The USGS study of the Klamath Basin began in the late 1990s, before the spring 2001 drought ignited furious debates over how much water should be delivered to basin farmers. However, environmentalists, fishermen and Indian tribes who are fighting the Bureau of Reclamation's plan to give full deliveries to farmers through 2012 claim the report was likely suppressed by the Bush administration to stifle opposition.

"The reason this is so significant is the administration has said their policy in the Klamath Basin is putting people and the economy first, and it turns out that they're doing the opposite," said Steve Pedery of Oregon WaterWatch.

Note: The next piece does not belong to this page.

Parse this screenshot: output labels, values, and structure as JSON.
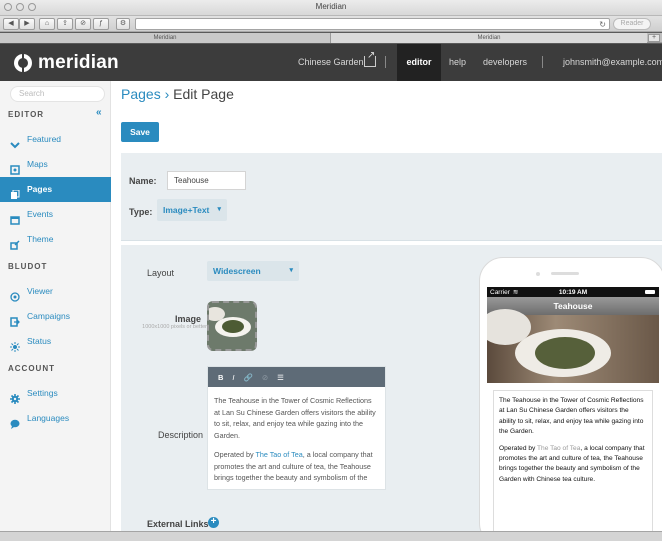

"We've heard a lot about 'sound science' from this administration. It's increasingly clear that when they say 'sound' science, they mean science that 'sounds good' to their political allies and contributors," added Jim Waltman of the Wilderness Society. "Without lasting access to all the good data that are available, the effort to find lasting solutions in the Klamath is doomed to fail."

Pedery said environmentalists suspected the administration was attempting to rig the debate over withholding water from farmers for endangered fish earlier this year. "The Bush administration made it quite clear they were going to reverse that policy," Pedery said. "What is surprising is the number of people willing to put their careers on the line to call foul on it. In an issue as politically charged as the Klamath, filing a whistleblower suit or leaking a report is a serious issue."

But Keppen said the report's speculative nature renders it useless. "Clearly you cannot use this report as a basis in a policy discussion," Keppen said. "They would be out of their heads" to do so, he added.

USGS Colorado officials did not return calls for comment by press time.